Herrick cautioned herself not to say too much. She nodded.

‘It doesn’t get much worse than the President’s special envoy being killed before his meeting with the Prime Minister. I mean, how bad does that make us look?’ He gave her a despairing look and then exhaled heavily, which caused his lips to vibrate. She didn’t like Spelling, his punchy name-dropping manner or the managerial style that someone had described as exultant decisiveness. Around the building it was said that his intelligence was sharp rather than deep and that he had none of the incorruptibility, shrewdness or ease of the outgoing Chief, Sir Robin Teckman. Spelling had won the appointment as a moderniser. There was much talk of horizontal management structures and the flow of ideas between different levels, but the evidence pointed to the opposite leaning. He was a hierarchical bureaucrat pretending to be a general.

‘What do you make of it?’ he asked. ‘The shooting, I mean.’

‘Well, I’ve been pretty busy today. I haven’t had time to catch up with the people I was working with yesterday.’

‘Yes, yes, but you have a view. You must wonder.’

‘Yes, I wonder why Admiral Norquist was on a scheduled flight and there was no security prepared and ready to meet him. It all seems a bit slapdash.’

‘And further down the time line…?’

Time line was a typical Spelling phrase. ‘You mean later on – when the shooting occurred?’ She put it as neutrally as possible. ‘It looks pretty confused.’ ‘Yes, it was certainly that.’

She remained silent. It was still his call.

‘And you don’t have any theories about where that bullet came from?’

‘Nothing apart from what I’ve read. I imagine they’ll know if they retrieved it from his body.’

‘Oh, I don’t think that will happen.’

‘So there was an exit wound. I didn’t notice that mentioned in the papers. They said it was lodged in his spine.’

‘They tend not to publish too much of that sort of thing – it’s distressing for the family.’
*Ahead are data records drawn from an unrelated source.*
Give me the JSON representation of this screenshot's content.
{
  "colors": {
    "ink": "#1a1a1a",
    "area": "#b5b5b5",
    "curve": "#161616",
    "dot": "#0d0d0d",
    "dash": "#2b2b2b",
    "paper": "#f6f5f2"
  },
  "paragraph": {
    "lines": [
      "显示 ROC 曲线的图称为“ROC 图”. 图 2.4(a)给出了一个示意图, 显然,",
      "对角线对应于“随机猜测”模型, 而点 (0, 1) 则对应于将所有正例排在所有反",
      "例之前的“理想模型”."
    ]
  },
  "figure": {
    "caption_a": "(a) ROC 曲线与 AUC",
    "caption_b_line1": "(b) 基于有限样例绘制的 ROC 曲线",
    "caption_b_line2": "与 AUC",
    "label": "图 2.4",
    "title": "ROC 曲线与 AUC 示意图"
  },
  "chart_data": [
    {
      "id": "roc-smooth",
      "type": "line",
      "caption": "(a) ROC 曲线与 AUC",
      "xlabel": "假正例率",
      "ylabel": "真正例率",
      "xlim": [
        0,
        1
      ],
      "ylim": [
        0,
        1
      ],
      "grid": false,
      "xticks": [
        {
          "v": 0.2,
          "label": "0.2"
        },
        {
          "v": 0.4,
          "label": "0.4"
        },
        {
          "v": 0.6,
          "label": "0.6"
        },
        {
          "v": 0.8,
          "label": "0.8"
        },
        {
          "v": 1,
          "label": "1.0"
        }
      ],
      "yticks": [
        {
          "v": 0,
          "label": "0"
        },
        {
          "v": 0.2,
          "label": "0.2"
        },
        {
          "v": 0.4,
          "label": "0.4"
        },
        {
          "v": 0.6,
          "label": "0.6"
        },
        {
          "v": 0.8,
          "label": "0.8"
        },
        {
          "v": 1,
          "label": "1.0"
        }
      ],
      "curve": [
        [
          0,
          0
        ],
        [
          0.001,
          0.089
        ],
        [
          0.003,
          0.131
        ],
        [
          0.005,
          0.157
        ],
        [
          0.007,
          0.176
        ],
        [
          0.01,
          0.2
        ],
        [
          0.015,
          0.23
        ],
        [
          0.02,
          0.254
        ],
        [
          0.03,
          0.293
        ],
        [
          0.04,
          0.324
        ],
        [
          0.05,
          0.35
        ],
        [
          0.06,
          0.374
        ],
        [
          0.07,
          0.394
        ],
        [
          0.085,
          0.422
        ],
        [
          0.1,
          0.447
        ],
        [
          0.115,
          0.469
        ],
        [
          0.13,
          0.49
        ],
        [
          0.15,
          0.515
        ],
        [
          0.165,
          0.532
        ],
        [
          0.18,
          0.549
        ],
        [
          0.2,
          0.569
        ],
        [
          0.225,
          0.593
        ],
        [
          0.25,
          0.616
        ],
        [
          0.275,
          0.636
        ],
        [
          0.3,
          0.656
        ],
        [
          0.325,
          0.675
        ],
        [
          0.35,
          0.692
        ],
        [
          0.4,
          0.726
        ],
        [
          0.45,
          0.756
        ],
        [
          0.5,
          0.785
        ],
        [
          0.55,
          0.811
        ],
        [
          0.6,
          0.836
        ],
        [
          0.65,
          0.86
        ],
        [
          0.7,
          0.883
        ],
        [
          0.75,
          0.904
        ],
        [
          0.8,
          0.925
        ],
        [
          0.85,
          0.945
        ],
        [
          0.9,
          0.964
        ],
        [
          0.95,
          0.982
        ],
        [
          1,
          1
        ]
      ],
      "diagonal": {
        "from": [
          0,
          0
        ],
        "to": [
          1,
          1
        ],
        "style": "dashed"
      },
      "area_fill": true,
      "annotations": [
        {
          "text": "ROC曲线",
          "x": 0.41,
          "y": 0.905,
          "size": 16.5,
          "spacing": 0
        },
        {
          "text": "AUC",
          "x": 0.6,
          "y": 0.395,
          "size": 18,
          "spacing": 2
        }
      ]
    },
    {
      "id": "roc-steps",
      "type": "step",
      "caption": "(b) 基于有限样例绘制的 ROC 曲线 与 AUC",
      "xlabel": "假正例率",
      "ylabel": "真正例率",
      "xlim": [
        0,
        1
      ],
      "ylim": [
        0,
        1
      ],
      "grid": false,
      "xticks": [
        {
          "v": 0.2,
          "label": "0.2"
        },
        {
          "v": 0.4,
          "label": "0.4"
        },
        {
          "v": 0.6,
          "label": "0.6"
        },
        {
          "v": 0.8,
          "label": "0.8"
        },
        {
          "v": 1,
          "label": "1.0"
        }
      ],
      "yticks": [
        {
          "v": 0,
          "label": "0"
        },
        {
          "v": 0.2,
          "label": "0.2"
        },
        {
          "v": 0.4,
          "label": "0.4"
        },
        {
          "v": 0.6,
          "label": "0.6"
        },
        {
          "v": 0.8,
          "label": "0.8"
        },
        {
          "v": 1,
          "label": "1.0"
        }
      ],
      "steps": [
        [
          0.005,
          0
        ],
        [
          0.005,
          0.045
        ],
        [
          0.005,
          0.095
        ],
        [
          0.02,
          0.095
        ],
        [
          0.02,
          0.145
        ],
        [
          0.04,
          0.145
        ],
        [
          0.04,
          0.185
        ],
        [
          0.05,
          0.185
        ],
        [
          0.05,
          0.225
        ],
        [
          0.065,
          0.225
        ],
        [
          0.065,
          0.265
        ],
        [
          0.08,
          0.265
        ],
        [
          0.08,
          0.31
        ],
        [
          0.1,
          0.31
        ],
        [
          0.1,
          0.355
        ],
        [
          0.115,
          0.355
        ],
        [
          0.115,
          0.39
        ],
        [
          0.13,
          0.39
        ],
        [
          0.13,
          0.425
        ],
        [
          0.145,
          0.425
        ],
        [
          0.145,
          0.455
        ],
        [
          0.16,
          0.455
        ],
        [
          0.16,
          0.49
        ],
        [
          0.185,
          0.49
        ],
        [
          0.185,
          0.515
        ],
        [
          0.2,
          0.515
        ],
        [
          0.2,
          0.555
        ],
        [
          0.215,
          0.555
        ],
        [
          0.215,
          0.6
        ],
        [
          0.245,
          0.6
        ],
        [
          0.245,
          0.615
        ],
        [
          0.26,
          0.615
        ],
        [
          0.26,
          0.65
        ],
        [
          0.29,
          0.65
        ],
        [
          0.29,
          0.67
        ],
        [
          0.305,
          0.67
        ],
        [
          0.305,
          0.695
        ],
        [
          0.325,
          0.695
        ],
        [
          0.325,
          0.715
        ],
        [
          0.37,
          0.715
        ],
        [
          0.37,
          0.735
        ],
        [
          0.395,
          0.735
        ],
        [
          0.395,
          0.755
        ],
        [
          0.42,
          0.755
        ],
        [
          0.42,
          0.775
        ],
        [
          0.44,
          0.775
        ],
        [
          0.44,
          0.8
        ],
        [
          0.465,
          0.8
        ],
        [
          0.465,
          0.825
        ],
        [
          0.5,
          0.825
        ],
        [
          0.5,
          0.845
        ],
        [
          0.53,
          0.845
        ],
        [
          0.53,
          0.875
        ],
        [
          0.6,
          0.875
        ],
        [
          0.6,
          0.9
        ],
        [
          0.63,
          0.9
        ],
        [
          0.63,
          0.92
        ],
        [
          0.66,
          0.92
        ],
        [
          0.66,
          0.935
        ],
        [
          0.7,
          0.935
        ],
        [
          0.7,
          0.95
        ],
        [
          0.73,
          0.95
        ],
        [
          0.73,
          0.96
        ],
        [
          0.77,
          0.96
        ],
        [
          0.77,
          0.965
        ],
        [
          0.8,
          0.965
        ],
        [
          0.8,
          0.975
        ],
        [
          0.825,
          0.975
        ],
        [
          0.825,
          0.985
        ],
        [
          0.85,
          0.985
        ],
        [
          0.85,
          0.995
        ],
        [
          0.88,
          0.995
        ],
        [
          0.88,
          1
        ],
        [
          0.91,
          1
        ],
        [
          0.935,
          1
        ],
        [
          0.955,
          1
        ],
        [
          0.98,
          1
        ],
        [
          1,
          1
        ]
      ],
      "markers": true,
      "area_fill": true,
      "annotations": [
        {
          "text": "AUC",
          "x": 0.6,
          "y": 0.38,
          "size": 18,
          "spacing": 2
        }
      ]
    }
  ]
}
‘I see,’ she said, understanding that there would be no official revision of the story. Norquist had been ‘assassinated’ in an operation involving a pair of young men, traced by the registration of one of the vans to the Pakistani communities in the Midlands, and the truck driver, who was also believed to be of Asian origin. With the two men dead and the driver still missing after an escape through the undergrowth along the railway embankment, the British media happily accepted the theory of a carefully coordinated plan. The enthusiasm for this account had not been dampened by the fact that no detonator had been found attached to the drums of petrol on the lorry.

His eyes scanned her desk. He reached forward and turned one of the Terminal Three schedules towards him. ‘Now, tell me what you’re doing here, Isis.’

‘I’m trying to see what Rahe’s likely destination was yesterday. ’

‘Any ID on the man who took his place?’

‘Not yet.’

‘Could you write a side of theory backed up by a few facts? The Chief’s very interested in what happened out at Heathrow.’

She hesitated.‘You want a report on this? It’s all very preliminary…’

‘By tomorrow then. If you need help, Sarre and Dolph are around. Tell them this is for me and the Chief.’ He made for the door, but before he reached it, stopped. ‘And in your report, leave out all mention of the shooting. Just focus on the contemporaneous events at Heathrow. That’s what interests us.’

Herrick went back to the airline schedules. Out of seventy-two flights to land between 5.55 a.m. and 1.45 p.m., fifty-one had come from the United States or Canada, which she excluded for the moment because of the heightened airport security and emigration watches in North America. The remaining twenty-one flights came from places such as Abu Dhabi, Dhaka, Johannesburg, Beirut and Tehran, cities where controls were far less stringent. She guessed that most of the aircraft were wide-bodied jets, carrying an average of two hundred passengers, which meant that around four thousand people had landed at Heathrow that morning. It would be an enormous task to search all the flights for a man matching the picture, and to establish what had happened to Rahe.

She founded Philip Sarre in the library, leafing through some material on Uzbekistan, which he informed her was now his speciality. ‘If you go to Langley, you find whole rooms of Uzbek specialists; here it’s me in my coffee break.’